I took pictures of almost all of those three hours. I felt that if I was trapped in my apartment, and this was going down, then someone should document it. I wasn’t even really afraid that a stray bullet may hit me. It was extremely unlikely being on the 12th floor, but not impossible. I remember being excited though, that I was watching armored vehicles and people in military gear taking positions. Like it was a movie, but for real. You just never really expect to see that kind of thing for real. Even more so how it ended. And even less expected, was the truth that when it was over, I didn’t feel anything at all. No fear, no panic, not even horror. There was nothing.

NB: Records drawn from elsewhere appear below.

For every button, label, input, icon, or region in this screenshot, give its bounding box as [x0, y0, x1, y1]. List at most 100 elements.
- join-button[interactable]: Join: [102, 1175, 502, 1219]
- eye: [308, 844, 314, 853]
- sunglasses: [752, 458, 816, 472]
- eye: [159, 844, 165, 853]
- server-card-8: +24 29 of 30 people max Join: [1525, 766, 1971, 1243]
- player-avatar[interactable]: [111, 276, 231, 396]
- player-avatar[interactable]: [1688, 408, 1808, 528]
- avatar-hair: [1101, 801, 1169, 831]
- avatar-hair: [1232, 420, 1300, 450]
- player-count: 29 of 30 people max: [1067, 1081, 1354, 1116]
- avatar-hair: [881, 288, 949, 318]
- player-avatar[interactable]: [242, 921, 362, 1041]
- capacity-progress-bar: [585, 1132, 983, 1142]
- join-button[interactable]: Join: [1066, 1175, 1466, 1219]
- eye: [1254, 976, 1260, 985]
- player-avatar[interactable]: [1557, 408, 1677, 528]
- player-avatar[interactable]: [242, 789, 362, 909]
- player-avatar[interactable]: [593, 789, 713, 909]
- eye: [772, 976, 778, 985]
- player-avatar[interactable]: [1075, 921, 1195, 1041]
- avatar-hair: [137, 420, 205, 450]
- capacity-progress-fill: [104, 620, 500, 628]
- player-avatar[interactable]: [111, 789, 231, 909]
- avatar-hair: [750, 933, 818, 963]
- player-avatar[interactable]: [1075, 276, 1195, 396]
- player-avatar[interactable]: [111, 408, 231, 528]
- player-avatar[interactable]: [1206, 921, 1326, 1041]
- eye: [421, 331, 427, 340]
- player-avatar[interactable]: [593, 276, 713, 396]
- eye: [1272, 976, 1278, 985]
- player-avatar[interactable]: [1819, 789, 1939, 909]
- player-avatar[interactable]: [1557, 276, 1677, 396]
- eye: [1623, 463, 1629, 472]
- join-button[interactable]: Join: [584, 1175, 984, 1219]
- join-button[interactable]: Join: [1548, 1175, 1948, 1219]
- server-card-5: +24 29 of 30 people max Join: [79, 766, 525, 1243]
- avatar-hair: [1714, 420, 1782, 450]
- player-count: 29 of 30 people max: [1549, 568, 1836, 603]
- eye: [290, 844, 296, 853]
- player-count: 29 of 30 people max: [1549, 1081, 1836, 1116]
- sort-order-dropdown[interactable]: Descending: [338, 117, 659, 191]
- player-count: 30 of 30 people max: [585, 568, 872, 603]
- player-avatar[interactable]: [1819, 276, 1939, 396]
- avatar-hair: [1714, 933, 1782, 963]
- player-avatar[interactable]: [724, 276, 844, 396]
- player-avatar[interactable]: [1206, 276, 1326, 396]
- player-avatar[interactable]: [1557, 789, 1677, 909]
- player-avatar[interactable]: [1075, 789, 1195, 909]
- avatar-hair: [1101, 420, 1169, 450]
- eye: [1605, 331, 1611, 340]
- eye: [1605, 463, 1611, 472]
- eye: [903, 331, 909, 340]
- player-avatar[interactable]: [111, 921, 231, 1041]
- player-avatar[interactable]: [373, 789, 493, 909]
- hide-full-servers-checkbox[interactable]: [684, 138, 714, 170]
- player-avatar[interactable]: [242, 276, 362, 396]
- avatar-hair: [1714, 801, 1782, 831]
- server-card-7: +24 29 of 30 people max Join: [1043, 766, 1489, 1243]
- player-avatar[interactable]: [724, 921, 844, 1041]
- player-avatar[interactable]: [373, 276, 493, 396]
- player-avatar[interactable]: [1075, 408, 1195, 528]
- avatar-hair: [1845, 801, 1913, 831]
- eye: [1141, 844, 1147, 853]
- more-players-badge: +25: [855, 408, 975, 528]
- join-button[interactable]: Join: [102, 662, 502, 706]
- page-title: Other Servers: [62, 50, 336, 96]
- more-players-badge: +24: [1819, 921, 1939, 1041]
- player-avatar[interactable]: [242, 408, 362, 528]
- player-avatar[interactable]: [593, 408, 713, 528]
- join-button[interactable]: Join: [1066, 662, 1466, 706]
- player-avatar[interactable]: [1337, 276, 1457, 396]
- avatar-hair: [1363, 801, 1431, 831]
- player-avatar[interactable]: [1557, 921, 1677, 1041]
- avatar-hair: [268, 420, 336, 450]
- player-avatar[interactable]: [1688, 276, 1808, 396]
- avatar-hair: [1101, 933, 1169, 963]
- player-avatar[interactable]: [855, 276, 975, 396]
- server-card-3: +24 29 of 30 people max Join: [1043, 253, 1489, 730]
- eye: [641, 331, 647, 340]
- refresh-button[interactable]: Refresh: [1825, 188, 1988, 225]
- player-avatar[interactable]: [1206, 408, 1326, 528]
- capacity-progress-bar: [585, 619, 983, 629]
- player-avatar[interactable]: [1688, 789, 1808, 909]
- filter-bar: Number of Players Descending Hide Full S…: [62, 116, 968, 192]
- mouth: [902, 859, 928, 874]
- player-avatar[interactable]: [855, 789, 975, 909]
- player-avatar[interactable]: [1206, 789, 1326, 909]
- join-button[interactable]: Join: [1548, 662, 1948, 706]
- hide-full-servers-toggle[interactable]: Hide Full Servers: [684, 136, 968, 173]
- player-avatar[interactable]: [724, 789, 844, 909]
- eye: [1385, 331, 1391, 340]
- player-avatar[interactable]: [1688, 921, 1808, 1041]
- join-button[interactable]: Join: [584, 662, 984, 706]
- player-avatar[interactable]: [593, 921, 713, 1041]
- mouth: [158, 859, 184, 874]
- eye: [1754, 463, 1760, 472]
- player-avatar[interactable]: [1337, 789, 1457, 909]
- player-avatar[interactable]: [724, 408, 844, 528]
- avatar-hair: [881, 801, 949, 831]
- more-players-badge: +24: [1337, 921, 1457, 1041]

But I also knew, that from now on, every time I look down as I stand on the balcony, that it will always be the place where I watched it happen. Later that night, as I watched television, it seemed everything I watched had some sort of hostage situation or stand-off. I kept having to turn it off. Not because it brought out emotions, but more a feeling of loathing and dread in my stomach that the television had it all wrong.
This morning, when I stepped outside, everything was back to normal. Forensics had taken all evidence that anything had happened at all. The same men from the landscape company were working doing the same jobs below. Traffic eased on down the road, and the military facility was business as usual. Business as usual. Except for that hole in the ground from the day before. It was still there.
There was something deeply disturbing about the whole thing, how time just keeps pushing on, and how the world around us does as well. But I knew something had happened. Yet anyone after me in this apartment won’t see that landscape below the same way I do. It’s my experience, and even though it was experienced by others, all of them are different. It’s not the same at all. We merely share a moment, not an experience. We bring all previous experiences and fragments with us, include our present and our surroundings, our own perceptions, sensations and instincts, and motivations. You cannot share an experience.
The numbness I wasn’t aware of yesterday, became a real physical presence wrapping around my head. Today, I could feel the numbness. I was aware that something profound had happened to me, but I just couldn’t process it yet. Somewhere somehow I would make some sort of sense of it, learn something from it. But right now, all I could think was, “You never know when you’re going to wake up to crazy and step in it.” And I knew for certain, I didn’t ever want to be that guy digging the hole for himself. He could have ran, given up, anything… But he couldn’t see or didn’t want a way out. And that stroll I watched him make said he was good with that.
Even now, I know that I cannot remember everything about that day. Pieces are there, images, sounds, placements, moments, but not all of it. Despite shooting 144 pictures. And I know in time those fragments will fade, but they will color future experiences despite that. It becomes part of the mythology.
I went to the school today, and the sounds of sirens made me cringe every time I heard them. And in D.C. you hear an awful lot of them. And for every one I heard, in my mind, I wondered, “What madness are you racing to meet today?” Stay safe out there.